Specialized Care
Iowa State University’s Equine Hospital, has a specialized intensive care unit (ICU) to help provide the highest level of care for the most critically ill adult, neonatal and pediatric horses. To help meet the growing need for intensive specialized care, we our equine ICU is expanding (link).
Horses in our ICU are housed in climate-controlled stalls with a centralized nursing station, similar to many human hospitals. For critically ill mares and foals, special stall dividers allow for individualized intensive care of both the mare and foals while still supporting the mare-foal bond. Horses are continuously monitored 24-7 by the ICU team consisting of doctors and nurses, assisted by 4th year veterinary students. Additionally, each stall is equipped with video surveillance to allow the care team to continuously monitor multiple patients at one time.
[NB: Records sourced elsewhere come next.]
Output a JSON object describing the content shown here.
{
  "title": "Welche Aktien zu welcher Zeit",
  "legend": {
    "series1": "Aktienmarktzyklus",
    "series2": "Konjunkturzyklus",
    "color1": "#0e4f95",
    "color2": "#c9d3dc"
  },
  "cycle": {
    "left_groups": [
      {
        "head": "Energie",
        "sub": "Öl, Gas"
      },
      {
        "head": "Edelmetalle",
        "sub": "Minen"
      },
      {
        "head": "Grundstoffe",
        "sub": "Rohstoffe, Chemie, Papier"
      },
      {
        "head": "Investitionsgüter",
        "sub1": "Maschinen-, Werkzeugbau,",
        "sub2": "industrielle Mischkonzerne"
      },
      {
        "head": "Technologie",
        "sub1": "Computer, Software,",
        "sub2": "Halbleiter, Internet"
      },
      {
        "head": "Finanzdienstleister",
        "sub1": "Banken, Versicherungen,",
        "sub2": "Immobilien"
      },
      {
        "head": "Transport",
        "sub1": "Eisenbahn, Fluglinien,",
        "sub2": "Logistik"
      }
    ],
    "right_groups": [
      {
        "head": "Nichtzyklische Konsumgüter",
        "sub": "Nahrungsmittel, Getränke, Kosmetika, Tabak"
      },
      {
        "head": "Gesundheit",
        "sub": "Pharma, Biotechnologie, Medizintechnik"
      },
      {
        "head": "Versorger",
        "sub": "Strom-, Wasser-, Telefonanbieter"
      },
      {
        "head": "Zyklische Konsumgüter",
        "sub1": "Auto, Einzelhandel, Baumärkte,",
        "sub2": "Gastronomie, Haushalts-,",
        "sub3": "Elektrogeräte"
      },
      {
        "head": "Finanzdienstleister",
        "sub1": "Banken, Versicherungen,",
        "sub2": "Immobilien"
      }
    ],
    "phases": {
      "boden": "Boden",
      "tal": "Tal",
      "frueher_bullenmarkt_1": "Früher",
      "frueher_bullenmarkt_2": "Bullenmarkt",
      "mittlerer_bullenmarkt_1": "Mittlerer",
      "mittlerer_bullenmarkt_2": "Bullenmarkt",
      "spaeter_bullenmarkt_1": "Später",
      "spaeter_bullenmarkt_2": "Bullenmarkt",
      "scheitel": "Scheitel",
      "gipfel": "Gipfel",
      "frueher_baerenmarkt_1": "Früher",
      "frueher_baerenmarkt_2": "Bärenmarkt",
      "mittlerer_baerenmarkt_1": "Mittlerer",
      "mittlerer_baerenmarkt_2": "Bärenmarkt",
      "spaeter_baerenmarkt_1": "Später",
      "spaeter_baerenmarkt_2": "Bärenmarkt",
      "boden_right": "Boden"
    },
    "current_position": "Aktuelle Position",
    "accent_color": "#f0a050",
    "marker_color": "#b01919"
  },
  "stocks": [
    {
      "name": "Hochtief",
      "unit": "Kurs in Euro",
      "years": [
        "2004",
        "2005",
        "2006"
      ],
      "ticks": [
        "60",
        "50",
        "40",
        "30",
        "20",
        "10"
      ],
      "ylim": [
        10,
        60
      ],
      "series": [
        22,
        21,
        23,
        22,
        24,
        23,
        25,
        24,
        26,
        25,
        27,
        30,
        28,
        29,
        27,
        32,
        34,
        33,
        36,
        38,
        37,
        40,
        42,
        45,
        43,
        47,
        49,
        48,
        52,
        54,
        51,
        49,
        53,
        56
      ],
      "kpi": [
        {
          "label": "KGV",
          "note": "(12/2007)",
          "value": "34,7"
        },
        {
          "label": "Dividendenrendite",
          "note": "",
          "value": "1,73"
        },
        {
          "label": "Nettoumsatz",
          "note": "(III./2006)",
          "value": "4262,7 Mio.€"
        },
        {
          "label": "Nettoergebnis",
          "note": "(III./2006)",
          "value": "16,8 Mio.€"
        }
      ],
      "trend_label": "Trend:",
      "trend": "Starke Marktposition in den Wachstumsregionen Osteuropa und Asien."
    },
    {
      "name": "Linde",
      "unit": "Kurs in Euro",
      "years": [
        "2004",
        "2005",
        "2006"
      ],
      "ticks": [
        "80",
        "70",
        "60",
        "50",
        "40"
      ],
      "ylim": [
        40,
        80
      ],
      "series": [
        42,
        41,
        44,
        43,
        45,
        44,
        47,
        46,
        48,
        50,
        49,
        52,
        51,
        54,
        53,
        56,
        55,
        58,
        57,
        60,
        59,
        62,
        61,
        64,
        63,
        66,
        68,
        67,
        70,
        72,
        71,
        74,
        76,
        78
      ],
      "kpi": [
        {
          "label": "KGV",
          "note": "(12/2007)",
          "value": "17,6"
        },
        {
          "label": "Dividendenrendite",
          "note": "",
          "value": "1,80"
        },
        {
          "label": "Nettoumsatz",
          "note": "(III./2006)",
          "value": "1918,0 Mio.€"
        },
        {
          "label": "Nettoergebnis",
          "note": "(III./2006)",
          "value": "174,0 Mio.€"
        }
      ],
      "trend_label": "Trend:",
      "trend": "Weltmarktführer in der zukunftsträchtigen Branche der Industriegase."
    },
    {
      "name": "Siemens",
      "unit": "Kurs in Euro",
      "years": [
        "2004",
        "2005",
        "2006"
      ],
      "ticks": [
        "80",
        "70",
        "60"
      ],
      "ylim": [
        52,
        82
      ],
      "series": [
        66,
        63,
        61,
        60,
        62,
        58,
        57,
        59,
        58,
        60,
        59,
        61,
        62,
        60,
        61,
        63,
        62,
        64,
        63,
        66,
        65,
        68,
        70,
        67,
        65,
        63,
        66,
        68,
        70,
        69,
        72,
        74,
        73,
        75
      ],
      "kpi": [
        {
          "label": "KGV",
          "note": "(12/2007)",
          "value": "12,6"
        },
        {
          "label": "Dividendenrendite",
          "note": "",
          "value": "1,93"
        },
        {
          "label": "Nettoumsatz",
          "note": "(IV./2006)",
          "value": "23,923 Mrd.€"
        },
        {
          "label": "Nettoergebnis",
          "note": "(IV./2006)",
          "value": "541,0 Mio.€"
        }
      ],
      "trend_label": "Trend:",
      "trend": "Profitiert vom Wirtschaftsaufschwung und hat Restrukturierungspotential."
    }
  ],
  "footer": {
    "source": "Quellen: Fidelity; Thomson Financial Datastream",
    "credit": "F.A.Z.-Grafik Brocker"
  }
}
For horse’s with neurological disease, our ICU has a specialized padded stall with a hoist and several specialized slings to support horses that are weak and unable to stand on their own.
Additionally, we have the state’s only equine isolation unit which allows us to provide ICU level care to horses with potentially infectious diseases or compromised immune systems, while preventing the spread of disease to other horses in the hospital as well as limiting the risk of disease to that individual horse. Similarly, horses in our isolation unit have individually climate-controlled stalls and are continuously monitored with video surveillance by our care team. As with our ICU, the Isolation Unit has several stalls designed for critically ill mares and foals which allow for intensive individualized treatment of the mare and/or foal while still supporting the mare-foal bond.